第28話

「確かに、手紙の内容と相違ない。そこから、舞台がトーマス伯爵邸に移るのか」


「ああ。結局、二人にはどのような処断を下したんだ?」


「結論から先に言うと、ベンは貴族籍から除籍し、彼女共々トーマス伯爵家から追放した。つまり、次期トーマス伯爵夫妻として二人を認めないということだ」


「やはりそうなったか」


「ディナーの時は本当に酷かった。彼女が失敗したテーブルマナーについてはランチで妻が言っていた通りだが、彼女はベンに伯爵令嬢としての勉強はしていると嘘をついていたことが発覚した。そこで素直に認めればいいのに、筋の通っていない無茶苦茶な言い訳ばかり主張したんだ。ディナー終了後に、話し合いの場を設けたのだが、ベンはやっぱり彼女の言うことを鵜呑みにしていたことがわかった。話し合いの場では、バーンズ伯爵からの手紙が非常に役に立った」


「活用して頂けたのなら、此方も書いた甲斐があった。他人の言うことを鵜呑みにすることは良くない。何事も事実確認することは大切だ」


「それから、例の贈り物の件の話もした。今の時点でこのようなことをするのであれば、将来不正に手を染めるであろうことは容易に想像がつく。相手からの情報を鵜呑みにする件と合わせ、その点からも次期伯爵としての素質なしと判断し、贈り物の代金はベンの個人資産から没収するということにしたんだ」


「その後はどうなったんだ?」


「そうしたら、ベンがアデレード嬢に再度頭を下げ再度婚約するとか抜かし出した。このままでは伯爵家の跡取りの立場や生活を失うと思ったんだろう。そして修羅場になった。だが、私が修羅場を止めさせ、アデレード嬢と再度の婚約はないとはっきり告げた。私だけでなく、バーンズ伯爵も認めていないともね。そして、情けでベンに個人資産を渡し、トーマス伯爵邸から追放した。……と、まぁこんなところだ」


「なるほど。予想の範囲内の処断だったな」


「幸い、息子はベンだけではなくトビーもいる。トビーにも同席させて、一部始終を見学させたが、トビーが自分はベンみたいなことはやらないと胸に刻んでくれたと信じたい」


「それは願うばかりだな。時が経って忘れなければいいが……」


「そうだな。それはそうと、ベンとアデレード嬢の婚約について書類上の処理をしなければならない」


「凡そのところは既に作成している。後は私達がサインを入れるだけだ」



 ローテーブルの上にある書類がベンとアデレードの婚約に関する書類だ。


 まず、バーンズ伯爵が万年筆でさらさらと流れるように署名し、その万年筆をトーマス伯爵に渡し、トーマス伯爵も署名する。

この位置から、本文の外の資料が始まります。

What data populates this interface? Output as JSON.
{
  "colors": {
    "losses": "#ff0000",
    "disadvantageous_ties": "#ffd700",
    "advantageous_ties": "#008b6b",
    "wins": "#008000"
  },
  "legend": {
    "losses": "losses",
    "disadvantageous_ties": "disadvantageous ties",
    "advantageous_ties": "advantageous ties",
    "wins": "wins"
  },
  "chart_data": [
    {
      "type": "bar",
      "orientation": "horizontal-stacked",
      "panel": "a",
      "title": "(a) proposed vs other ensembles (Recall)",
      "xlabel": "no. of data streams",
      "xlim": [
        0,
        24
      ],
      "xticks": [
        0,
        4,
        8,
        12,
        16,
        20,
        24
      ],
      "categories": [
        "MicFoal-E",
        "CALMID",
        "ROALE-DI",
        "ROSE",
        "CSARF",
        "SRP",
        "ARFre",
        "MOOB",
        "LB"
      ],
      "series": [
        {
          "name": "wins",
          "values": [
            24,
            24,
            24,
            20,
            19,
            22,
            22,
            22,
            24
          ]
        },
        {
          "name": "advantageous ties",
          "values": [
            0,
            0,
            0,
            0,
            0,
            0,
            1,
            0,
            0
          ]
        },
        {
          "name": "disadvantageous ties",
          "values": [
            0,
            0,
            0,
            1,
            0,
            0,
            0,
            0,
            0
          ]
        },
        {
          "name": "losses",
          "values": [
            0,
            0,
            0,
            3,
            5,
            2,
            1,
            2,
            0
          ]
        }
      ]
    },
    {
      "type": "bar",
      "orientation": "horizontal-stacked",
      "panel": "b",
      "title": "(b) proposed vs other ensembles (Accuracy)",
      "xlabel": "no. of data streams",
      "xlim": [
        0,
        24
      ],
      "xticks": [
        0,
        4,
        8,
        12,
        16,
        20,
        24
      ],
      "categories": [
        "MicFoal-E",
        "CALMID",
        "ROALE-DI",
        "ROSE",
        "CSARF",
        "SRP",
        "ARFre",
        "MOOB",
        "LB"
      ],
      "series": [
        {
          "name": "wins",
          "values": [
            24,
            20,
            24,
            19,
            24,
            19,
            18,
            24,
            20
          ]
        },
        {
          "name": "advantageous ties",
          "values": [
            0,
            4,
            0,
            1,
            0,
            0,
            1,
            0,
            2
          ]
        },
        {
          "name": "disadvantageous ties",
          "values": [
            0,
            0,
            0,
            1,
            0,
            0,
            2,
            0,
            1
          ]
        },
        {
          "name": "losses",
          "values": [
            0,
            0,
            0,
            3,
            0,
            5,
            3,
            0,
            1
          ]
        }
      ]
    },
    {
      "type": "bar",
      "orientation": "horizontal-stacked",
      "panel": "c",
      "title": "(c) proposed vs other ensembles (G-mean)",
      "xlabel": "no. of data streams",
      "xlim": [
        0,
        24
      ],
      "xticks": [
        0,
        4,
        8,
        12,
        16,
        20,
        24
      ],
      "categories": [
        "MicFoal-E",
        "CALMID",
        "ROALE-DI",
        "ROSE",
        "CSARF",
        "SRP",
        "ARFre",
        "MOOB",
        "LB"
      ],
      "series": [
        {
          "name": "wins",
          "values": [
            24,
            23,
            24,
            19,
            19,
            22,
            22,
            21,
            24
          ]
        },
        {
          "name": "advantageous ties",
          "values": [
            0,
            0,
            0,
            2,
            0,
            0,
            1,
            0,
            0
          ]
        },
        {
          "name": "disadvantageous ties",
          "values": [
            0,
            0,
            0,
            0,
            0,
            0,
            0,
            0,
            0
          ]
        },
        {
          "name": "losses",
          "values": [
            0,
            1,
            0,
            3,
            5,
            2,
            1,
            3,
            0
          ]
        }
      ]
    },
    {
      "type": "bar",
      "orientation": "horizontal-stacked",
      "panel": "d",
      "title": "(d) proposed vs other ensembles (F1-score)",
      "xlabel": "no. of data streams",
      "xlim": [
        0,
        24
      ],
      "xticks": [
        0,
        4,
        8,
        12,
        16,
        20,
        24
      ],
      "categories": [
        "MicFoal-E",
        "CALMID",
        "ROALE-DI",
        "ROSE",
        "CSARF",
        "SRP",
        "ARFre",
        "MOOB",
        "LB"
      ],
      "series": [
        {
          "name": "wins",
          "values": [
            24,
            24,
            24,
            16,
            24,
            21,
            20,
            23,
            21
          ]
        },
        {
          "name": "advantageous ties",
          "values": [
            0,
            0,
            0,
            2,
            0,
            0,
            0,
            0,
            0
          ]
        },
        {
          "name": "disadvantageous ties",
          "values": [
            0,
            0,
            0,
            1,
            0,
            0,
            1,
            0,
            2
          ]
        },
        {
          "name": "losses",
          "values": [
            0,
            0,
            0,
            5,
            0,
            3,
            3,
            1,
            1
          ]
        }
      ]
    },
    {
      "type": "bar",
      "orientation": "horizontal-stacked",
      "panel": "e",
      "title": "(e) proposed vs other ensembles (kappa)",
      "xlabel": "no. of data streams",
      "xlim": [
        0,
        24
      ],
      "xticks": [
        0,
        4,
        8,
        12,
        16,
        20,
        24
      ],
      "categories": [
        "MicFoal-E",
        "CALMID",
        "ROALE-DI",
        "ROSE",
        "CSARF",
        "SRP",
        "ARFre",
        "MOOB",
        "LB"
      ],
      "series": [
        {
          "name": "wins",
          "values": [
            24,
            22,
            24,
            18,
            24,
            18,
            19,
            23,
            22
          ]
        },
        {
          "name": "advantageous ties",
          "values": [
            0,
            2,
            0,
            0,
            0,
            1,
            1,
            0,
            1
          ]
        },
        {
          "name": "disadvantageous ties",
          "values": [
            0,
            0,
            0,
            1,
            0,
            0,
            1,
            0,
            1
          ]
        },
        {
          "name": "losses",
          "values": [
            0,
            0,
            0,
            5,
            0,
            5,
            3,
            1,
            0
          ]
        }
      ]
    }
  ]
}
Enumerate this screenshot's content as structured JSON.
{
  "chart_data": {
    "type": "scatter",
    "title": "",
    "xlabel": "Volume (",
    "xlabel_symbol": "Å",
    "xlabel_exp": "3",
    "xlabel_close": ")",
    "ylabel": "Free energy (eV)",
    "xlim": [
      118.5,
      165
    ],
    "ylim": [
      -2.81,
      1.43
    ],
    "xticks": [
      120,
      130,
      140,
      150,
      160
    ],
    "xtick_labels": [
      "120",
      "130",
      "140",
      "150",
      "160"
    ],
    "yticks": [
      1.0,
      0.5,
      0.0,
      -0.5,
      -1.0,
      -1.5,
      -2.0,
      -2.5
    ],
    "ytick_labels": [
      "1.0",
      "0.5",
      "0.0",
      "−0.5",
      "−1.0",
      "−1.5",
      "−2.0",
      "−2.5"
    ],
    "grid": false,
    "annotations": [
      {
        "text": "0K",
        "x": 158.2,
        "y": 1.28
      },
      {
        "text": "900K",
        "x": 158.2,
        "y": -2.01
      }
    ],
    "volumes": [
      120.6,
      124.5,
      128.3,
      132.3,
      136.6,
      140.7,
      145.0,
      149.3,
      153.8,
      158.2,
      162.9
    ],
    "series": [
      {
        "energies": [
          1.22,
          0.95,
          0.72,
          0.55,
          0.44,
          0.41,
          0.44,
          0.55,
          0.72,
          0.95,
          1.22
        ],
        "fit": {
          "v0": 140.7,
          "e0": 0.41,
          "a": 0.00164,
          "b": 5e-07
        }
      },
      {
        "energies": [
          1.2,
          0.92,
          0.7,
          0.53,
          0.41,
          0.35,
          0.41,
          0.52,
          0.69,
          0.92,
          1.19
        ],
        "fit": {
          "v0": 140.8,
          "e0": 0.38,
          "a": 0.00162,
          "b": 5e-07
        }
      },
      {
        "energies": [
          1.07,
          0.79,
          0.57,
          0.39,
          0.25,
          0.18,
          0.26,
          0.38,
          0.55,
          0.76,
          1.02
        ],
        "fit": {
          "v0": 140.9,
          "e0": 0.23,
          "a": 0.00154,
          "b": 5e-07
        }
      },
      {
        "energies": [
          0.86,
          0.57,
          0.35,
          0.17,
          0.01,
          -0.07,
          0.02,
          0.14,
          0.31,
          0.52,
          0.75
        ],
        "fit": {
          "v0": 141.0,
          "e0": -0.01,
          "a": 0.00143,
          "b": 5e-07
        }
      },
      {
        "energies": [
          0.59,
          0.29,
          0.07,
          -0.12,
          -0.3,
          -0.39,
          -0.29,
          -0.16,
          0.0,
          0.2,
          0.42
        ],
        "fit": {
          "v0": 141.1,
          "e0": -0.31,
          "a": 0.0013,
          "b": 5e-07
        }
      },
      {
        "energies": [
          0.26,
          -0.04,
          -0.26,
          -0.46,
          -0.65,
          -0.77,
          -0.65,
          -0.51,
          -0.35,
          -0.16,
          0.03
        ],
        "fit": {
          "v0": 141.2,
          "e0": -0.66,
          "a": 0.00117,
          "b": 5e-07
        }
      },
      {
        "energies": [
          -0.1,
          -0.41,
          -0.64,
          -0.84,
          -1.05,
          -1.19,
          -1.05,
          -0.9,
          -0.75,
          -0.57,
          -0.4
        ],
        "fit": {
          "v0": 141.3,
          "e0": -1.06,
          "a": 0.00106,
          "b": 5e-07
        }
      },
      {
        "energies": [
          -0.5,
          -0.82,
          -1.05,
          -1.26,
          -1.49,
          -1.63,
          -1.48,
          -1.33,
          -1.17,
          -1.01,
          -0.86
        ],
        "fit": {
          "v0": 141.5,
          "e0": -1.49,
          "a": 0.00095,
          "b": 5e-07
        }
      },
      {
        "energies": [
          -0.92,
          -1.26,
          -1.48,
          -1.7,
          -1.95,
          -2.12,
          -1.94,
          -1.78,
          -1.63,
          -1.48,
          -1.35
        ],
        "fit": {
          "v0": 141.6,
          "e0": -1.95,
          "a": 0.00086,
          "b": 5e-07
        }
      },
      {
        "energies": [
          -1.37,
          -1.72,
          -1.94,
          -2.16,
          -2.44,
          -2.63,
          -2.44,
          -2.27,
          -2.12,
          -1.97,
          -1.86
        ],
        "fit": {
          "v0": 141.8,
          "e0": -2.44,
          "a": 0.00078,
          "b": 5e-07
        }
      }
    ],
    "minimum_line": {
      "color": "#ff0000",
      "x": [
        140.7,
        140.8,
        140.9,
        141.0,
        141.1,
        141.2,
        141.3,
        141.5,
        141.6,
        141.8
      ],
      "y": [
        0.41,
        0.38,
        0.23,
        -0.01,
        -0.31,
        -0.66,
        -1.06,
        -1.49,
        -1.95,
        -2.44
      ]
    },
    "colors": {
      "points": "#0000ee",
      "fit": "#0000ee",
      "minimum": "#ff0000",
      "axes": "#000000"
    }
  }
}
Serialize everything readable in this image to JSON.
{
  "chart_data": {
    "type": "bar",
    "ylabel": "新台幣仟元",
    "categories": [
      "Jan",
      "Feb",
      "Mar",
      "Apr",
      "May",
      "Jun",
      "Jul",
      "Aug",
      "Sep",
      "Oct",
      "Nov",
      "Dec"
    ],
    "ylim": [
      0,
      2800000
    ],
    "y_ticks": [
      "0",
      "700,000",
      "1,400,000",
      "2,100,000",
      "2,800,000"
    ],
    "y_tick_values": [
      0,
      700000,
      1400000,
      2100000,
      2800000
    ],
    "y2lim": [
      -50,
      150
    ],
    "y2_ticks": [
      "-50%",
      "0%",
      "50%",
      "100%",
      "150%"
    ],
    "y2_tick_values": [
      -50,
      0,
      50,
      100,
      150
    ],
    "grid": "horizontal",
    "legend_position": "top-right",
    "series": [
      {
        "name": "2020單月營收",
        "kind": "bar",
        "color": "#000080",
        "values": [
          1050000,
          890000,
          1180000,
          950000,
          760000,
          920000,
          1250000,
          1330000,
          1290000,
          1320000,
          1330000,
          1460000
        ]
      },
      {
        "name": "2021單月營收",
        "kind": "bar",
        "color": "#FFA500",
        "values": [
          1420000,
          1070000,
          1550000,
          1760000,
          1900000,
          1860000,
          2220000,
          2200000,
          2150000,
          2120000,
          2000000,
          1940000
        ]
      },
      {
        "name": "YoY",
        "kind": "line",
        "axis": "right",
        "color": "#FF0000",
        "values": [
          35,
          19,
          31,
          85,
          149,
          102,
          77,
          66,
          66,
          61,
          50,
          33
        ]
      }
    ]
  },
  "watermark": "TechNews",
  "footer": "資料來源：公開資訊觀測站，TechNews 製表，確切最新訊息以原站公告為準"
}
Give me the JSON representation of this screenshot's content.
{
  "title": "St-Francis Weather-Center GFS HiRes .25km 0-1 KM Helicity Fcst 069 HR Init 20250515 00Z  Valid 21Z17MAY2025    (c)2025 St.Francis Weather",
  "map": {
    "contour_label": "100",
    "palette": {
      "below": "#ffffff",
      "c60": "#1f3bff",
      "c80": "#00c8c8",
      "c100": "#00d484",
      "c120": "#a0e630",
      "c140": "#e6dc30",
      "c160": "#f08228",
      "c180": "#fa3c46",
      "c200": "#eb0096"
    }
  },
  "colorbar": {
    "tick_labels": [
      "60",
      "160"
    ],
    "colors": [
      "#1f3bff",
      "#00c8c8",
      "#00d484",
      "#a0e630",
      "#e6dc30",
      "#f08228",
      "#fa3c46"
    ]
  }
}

 今回はベンは婚約破棄だとアデレードに言ったが、実際は婚約解消として処理することになった。


 近々婚約解消を視野に入れていたし、婚約破棄となるとどうしてもイメージが悪くなり、その後新しい婚約者を探す時に苦労することになる。


 なので、穏便に話し合いで解消したとしておいた方がダメージは少ない。



 二人が署名したことで書類が完成する。


 後は王宮の関係部署に届け出れば良い。


 貴族の婚約・婚姻は王宮で管理しているので、地方の領地を治める貴族であっても王宮に届け出はしなければならない。


 婚約を結ぶ時、婚姻した時は言うまでもないが、婚約が解消になった時、離縁した時も同じくだ。



「私が聞くのもあれだが……アデレード嬢の新しい婚約者探しはどうする予定なんだ?」


「しばらくは何もしない。その後、ぼちぼち探す予定だ」


「そうか。私達の用事は終わったから、サロンの方へ行くか」


「そうだな」



 バーンズ伯爵とトーマス伯爵は執務室を退室し、夫人達がいるサロンへ向かう。